Wuppertaler Schwebebahn 2025
Vorab: Am 17.10.2013 riss in Wuppertal eine Schwebebahn während der Fahrt ein 250 Meter langes Stück der Stromschiene ab, von der Teile auf die darunter liegende Fahrbahn der Bundesstraße 7 stürzte. Die Schwebebahn kam zwischen zwei Haltepunkten zum Stillstand und in einer langwierigen Rettungsaktion wurden die 76 Fahrgäste und die Schwebebahnfahrerin von der Feuerwehr mittels des Rettungskorbes einer Drehleiter auf festen Boden gebracht. Wegen einer leicht verletzten Autofahrerin nahm die Staatsanwaltschaft Ermittlungen auf. Der Schwebebahn-Ersatzverkehr fand traditionell mit Gelenkbussen statt, die bei der Wuppertaler Bevölkerung in etwa so beliebt sind wie Hundedreck am Schuh. Aufgrund der langwierigen Ermittlungen fuhr die Schwebebahn auch einen Monat nach dem Unfall noch immer nicht. Der spürbare Unmut der Bevölkerung führte zur folgenden Fiktion.
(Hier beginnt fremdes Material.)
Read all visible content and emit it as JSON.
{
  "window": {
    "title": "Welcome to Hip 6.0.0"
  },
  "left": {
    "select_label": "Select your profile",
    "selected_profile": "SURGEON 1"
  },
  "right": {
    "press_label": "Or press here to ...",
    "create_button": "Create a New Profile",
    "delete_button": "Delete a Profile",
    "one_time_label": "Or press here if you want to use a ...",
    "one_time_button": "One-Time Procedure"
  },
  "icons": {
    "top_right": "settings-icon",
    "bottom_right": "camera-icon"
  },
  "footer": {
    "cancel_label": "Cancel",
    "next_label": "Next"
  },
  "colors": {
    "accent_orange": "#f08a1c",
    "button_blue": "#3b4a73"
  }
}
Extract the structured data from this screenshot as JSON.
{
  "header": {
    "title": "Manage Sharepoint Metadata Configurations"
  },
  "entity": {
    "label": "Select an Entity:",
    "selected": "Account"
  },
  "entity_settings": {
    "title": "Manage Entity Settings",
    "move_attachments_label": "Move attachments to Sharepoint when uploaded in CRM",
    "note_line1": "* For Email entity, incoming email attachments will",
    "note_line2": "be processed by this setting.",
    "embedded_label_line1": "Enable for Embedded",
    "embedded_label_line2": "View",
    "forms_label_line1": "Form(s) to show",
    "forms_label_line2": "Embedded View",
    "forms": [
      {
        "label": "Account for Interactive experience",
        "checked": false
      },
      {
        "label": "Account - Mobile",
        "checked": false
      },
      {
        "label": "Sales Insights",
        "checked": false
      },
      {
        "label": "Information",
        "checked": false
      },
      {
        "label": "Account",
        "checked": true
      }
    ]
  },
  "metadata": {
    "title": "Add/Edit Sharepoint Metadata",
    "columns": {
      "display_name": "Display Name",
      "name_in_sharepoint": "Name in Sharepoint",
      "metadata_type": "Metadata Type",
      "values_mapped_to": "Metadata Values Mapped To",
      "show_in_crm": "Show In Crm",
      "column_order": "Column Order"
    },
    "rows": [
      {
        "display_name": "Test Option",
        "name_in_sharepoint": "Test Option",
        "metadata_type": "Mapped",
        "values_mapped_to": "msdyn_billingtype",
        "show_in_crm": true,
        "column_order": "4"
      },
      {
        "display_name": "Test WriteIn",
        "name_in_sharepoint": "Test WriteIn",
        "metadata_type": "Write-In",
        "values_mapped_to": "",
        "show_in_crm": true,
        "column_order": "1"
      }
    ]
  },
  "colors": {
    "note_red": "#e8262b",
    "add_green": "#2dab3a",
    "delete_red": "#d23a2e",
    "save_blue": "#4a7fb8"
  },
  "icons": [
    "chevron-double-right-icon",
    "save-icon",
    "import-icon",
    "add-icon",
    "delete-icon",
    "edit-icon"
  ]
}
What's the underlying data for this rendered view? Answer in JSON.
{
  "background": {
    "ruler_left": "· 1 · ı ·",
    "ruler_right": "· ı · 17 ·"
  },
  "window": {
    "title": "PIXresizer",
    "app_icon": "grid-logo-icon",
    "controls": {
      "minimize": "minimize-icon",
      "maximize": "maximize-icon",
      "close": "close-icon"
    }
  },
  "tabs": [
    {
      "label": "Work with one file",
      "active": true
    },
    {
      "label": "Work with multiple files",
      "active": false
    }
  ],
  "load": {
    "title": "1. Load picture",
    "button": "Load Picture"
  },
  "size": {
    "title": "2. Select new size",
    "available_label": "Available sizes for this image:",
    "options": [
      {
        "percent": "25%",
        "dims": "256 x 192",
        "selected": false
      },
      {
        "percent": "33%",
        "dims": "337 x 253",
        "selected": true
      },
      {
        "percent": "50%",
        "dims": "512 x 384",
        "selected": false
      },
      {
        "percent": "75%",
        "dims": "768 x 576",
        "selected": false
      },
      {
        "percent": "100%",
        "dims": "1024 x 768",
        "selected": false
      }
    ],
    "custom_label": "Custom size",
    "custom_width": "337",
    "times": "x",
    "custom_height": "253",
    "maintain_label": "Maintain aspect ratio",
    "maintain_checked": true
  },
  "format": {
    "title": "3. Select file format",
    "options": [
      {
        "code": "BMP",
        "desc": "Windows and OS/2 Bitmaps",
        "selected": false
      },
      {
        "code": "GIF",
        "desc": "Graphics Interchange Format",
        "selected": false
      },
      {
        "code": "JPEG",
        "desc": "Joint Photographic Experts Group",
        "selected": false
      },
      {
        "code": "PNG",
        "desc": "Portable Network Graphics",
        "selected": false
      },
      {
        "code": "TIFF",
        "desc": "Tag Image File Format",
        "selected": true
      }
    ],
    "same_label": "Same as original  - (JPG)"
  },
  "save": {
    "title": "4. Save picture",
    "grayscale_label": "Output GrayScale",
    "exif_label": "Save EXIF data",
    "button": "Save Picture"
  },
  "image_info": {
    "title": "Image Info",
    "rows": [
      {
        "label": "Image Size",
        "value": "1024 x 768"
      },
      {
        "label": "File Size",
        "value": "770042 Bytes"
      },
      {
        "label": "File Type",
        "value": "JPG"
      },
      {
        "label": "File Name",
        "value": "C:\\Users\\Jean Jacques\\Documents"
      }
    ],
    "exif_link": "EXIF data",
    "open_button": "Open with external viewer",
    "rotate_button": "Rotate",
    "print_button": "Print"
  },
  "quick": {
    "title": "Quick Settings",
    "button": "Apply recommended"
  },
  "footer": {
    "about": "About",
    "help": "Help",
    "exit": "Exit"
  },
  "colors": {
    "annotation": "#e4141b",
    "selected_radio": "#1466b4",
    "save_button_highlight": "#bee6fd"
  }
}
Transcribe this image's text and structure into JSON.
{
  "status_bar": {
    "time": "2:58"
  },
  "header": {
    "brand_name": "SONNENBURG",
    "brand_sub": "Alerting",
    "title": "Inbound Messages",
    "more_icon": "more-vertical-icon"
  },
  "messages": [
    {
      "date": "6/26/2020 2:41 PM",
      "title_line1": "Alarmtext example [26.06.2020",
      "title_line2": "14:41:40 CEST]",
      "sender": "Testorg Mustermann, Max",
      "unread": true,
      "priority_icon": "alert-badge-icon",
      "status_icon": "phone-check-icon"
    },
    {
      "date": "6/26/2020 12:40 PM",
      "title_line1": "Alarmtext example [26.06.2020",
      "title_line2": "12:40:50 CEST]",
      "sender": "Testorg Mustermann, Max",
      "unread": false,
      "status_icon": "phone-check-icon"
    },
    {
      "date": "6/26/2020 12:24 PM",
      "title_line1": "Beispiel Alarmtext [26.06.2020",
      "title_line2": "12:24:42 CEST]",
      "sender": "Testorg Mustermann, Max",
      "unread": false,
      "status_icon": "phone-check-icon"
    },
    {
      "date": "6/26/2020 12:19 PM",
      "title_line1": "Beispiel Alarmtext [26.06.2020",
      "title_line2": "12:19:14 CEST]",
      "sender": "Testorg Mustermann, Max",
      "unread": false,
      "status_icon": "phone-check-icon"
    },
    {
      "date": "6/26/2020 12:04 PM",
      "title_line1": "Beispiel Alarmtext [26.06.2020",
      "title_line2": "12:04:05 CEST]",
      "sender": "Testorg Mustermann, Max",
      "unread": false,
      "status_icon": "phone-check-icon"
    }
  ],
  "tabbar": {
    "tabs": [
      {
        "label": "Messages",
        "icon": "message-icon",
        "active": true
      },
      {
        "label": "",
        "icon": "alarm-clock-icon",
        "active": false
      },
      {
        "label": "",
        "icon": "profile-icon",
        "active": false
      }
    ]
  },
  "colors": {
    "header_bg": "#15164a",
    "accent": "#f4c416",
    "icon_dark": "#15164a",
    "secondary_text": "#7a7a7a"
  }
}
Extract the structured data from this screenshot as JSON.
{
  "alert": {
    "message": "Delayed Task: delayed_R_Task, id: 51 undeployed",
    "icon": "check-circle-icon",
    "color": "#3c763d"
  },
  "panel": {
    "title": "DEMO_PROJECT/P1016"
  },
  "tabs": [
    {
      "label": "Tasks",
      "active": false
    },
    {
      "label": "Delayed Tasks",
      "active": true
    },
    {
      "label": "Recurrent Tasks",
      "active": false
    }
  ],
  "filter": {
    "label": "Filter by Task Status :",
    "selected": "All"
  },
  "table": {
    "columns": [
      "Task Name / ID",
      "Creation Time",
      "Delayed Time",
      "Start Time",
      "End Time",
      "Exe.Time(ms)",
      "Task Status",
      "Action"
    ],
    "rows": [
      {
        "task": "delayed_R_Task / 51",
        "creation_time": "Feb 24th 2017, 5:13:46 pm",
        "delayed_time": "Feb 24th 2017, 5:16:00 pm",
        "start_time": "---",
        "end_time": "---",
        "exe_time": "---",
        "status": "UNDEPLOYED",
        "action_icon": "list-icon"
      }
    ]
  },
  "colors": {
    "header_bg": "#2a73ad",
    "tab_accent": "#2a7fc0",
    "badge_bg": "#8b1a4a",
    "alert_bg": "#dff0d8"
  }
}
Für nicht eingeweihte Personen, die sich mit dem Geheimnis des gemeinen Wuppertalers nicht auskennen, möchte ich ebenfalls vorwegschicken, dass der Wuppertaler zwei sehr prägende Eigenschaften in sich trägt. Er ist sehr herzlich und er meckert gern. In Wuppertal über alles Wuppertalerische zu meckern, hat Kultur. Insbesondere bei Ereignissen, die schon lange eigentlich Geschichte sein sollten, wird gern und mit hohem Elan gemeckert. Um am Ende alles in Friede, Freude, Eierkuchen aufgehen zu lassen. Der Wuppertaler ist also grundsätzlich sehr freundlich und zugewandt, außer er ist Busfahrer und arbeitet gerade. Oder Bäckereifachverkäuferin und arbeitet gerade. Oder Autofahrer auf der B 7. Aber das ist eben Wuppertal. Erfahren Sie also nun, wie es mir kürzlich erging, als ich im Jahr 2025 zu Wuppertals Ex-Wahrzeichen befragt wurde.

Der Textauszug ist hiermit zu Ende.